Old tech
I first became interested in go when it was in beta, lured in by the promise of simplicity, I was working in C# .net and found lots of things confusing in the .net ecosystem and myriad of ways of achieving the same thing.
I bought the book and dipped in sporadically to be fair, building the odd web api and cli tools. This was ten years ago.
I recently dived back in to see if I could replicate something I built in JavaScript and refreshed my knowledge of the language. Shockingly it has barely changed and simplicity remains, it’s easy to install dependencies and run some code locally, there’s not been any fundamental changes to how things work or how you use the language, not that it’s much of a surprise given this was one of the founding tenets of the language.
As someone who started in the C# .net world and having not used it in anger during the huge changes they have went through moving to dotnet core and lots of updates to the language, it would be a little daunting diving back into using it full time.
The same reasons have drawn me to htmx, it’s built on fundamentals of the web that haven’t changed in forever, compared against how often other js frameworks are changing.
It’s refreshing to dive into go and everything is the same. Guess the creators of go got a lot right to start with.
Go has a seen somewhat of a resurgence in popularity in the last few years, I wonder if the increasing complexity of the web and cloud architecture has developers looking for simpler tools to do the job.

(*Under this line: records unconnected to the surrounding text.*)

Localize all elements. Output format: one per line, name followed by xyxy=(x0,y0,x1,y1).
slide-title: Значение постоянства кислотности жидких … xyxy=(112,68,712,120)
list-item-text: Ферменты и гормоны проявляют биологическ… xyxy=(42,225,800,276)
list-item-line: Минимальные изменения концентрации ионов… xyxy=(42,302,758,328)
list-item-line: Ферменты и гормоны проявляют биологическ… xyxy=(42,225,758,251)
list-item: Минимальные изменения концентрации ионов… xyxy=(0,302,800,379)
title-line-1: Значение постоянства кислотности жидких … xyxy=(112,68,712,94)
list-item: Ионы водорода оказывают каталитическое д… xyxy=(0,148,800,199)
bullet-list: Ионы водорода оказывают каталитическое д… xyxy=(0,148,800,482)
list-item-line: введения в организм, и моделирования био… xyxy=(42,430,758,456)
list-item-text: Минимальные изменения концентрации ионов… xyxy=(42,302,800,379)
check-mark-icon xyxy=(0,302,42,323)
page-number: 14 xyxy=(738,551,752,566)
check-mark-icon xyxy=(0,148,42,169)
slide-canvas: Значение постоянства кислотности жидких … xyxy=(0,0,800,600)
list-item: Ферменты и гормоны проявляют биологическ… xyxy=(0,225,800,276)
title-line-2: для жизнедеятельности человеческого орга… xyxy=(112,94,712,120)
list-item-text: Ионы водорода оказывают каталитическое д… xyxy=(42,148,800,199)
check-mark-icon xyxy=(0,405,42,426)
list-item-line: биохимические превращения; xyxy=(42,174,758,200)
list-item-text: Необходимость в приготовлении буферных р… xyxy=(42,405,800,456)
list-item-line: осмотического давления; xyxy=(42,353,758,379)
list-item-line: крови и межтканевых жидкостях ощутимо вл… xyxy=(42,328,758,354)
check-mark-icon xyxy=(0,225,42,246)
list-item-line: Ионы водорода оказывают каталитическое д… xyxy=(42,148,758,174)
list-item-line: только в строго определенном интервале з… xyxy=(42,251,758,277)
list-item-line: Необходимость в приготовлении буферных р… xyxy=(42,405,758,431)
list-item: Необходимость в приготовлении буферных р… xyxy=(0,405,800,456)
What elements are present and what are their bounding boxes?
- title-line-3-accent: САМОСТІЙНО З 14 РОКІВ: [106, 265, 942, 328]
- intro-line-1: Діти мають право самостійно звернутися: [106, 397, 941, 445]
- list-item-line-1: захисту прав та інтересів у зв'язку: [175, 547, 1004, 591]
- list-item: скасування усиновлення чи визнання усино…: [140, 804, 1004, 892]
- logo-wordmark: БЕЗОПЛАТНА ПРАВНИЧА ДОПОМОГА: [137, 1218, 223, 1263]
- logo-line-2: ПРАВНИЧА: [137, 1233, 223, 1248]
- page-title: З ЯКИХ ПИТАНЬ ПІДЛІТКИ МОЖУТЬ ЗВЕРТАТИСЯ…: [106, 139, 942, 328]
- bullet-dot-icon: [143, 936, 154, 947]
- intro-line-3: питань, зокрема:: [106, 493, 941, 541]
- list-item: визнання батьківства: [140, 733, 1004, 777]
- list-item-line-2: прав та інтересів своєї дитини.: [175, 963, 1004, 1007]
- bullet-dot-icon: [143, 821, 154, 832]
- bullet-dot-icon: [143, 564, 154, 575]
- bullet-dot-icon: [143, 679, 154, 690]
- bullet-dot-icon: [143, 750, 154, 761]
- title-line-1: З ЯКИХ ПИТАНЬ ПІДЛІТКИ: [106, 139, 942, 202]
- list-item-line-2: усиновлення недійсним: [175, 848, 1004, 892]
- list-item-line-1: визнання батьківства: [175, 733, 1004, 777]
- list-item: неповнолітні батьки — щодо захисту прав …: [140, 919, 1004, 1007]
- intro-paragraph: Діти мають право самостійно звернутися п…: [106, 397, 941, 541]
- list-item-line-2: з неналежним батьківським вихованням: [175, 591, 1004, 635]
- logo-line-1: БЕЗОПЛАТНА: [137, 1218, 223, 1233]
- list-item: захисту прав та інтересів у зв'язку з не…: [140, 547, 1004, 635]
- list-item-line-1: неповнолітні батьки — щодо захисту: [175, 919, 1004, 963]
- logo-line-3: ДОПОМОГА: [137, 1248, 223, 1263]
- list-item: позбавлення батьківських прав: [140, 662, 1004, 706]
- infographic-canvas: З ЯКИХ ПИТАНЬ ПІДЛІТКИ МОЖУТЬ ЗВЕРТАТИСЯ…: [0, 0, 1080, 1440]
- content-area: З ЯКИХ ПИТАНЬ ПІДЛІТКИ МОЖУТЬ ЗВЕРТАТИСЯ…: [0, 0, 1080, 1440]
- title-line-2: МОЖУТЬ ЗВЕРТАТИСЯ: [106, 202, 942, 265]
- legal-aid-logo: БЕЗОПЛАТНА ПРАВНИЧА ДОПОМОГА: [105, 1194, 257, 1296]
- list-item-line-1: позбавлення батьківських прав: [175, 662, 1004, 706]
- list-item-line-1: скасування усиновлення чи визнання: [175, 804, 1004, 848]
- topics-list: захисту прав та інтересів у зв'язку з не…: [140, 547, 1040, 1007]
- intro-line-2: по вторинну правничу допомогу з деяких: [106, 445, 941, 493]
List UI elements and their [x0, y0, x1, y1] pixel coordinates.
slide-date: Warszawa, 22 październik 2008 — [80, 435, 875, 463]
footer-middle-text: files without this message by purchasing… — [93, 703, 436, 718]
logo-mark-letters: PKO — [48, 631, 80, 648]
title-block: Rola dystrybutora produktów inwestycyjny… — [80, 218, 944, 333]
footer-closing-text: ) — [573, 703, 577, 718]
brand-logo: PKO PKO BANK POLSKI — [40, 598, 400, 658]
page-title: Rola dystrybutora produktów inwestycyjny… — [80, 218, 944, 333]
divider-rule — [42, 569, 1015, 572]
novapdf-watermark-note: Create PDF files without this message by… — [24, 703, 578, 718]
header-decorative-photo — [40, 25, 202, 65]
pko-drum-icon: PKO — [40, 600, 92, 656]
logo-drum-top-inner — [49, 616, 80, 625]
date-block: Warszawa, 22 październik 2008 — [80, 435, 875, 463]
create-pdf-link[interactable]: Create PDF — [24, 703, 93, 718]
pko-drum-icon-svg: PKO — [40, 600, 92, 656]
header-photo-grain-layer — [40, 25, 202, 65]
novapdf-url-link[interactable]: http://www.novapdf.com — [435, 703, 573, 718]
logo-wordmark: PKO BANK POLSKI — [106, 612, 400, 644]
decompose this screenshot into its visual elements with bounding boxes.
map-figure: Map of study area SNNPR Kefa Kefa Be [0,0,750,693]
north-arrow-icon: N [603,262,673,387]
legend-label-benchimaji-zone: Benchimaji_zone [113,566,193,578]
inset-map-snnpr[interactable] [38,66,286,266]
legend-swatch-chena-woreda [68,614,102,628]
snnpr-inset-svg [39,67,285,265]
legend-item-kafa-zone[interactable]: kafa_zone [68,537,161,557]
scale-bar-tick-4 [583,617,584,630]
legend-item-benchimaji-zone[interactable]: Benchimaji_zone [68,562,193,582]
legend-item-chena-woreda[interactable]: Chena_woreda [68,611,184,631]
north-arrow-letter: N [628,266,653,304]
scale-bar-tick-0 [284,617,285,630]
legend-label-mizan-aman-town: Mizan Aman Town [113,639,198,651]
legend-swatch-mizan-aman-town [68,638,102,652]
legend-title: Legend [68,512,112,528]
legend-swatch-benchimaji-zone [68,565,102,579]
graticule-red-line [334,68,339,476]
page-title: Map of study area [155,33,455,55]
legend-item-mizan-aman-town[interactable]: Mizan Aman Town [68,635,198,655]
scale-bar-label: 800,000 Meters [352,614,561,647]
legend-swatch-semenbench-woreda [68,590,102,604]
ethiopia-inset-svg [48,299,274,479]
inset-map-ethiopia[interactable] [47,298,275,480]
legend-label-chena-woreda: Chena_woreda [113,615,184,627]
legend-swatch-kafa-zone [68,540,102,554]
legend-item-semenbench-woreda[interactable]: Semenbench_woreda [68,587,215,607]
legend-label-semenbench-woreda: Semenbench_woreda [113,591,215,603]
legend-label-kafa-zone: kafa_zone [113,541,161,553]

It got me thinking about what else has barely changed through the years. I learnt relational databases and SQL while in university and spent the best part of a year in my first job writing all sorts of SQL for reporting. It fundamentally hasn’t changed in 15 years, of course the technology has advanced and improved but I know enough to be dangerous and get the job done.
I wonder how much energy has been wasted keeping up with trends that never made the cut.